Question: Do you feel the same way about FDR’s court-packing scheme and internment of Japanese-Americans?  Were the Democratic Congressmen — wasn’t that just about all of them? — who stood with FDR on the latter issue better or worse than Paul Ryan for standing with Trump today?  If FDR had offsetting virtues as President, because he did in fact “get a lot done,” and you in general support him for that, are Trump supporters allowed to have a similar belief today about their candidate, viewing him in the lineage of FDR?  On the basis of this one FDR data point, is it possible that presidential achievement is positively correlated with presidential oppression?  Or is that sheer coincidence and all Trump supporters ought to believe as such?

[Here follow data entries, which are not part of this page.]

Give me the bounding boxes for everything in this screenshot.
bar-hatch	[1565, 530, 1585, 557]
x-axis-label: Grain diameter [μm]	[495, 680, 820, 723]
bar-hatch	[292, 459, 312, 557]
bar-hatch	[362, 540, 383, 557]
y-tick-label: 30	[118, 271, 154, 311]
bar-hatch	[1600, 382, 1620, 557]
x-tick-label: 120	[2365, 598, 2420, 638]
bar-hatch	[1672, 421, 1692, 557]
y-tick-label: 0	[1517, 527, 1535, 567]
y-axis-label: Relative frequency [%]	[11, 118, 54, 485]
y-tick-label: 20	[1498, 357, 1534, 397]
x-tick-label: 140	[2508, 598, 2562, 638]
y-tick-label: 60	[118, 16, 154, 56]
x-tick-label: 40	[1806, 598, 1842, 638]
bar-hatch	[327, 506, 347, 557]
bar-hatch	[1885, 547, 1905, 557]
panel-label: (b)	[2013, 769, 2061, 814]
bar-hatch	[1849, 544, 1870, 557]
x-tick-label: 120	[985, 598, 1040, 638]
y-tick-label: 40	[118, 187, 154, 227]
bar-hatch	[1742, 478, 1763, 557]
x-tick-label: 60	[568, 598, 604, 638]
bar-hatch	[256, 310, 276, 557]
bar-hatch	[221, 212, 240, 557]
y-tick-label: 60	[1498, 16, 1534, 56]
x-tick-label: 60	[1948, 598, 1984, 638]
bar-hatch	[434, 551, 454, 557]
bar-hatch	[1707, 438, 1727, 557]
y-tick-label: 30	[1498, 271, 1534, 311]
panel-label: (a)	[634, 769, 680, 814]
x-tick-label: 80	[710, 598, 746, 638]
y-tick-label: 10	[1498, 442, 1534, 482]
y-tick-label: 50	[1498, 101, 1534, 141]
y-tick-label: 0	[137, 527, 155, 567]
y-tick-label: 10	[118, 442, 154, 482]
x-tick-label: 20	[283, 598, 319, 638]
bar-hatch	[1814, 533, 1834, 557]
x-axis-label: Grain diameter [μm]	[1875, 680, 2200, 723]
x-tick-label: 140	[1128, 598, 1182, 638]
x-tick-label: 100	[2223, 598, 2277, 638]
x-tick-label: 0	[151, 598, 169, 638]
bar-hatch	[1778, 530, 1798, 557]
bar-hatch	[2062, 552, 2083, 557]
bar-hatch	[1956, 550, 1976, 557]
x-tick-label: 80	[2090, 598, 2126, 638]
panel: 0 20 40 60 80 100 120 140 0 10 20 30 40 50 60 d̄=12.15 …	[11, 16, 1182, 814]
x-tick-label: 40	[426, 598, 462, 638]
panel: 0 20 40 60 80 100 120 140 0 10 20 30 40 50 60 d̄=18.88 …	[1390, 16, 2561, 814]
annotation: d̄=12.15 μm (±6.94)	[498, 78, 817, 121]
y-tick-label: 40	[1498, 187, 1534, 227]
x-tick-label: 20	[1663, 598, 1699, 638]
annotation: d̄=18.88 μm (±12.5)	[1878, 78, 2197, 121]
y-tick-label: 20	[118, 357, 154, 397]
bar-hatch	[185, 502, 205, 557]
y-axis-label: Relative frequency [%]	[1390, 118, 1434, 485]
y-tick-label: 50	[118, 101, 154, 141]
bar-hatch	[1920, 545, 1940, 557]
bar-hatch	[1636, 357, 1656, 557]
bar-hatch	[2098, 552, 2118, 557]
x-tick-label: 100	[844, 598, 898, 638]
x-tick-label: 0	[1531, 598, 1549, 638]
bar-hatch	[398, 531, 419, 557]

Question: To paraphrase Bill Easterly, if you agree that defeating Trump is a national emergency, do you also think the Democrats should be compromising more on actual policies?  Raise your left hand if you have come out and said this.  See in addition Ross Douthat’s column.

Statement: During the 1930s, a large number of New Deal Democrats admired the fascism of Mussolini’s Italy, and less commonly but still sometimes Hitler’s Germany in its earlier years.

Question: Does this history cause you to have a more positive view of Trump and his supporters?  Or do you instead significantly downgrade your sympathy for the Democrats of the New Deal era, now that you have lived through the Trump phenomenon?  Does the Trump phenomenon now seem to you more in accord with traditional and historic American values?  (I haven’t even mentioned slavery or race until now, nor Nagasaki nor Native Americans.  And oh — did I mention that the New Deal coalition signed off on a lot of bigotry and segregation to keep the party together and get the core agenda through?  Or how about the forcible repatriation of perhaps up to 2 million Mexicans, without due process of law, and many being American citizens, during the 1930s?)

Final question(s): Would American history have taken a better or worse course if none of our Presidents had had significant authoritarian tendencies?  Or do you insist that is the wrong question to ask, instead preferring to stress the issue of “our authoritarians” vs. “their authoritarians” and stressing the relative virtues of the former and the evils of the latter?  And if that is indeed the case, do you now understand why Trump has come as far as he has?

File under: Nothing New Under the Sun, That was Then This is Now, Authoritarianism for Me but Not For Thee, Why We Can’t Have The Good Things in Life, Asking for a Friend, other.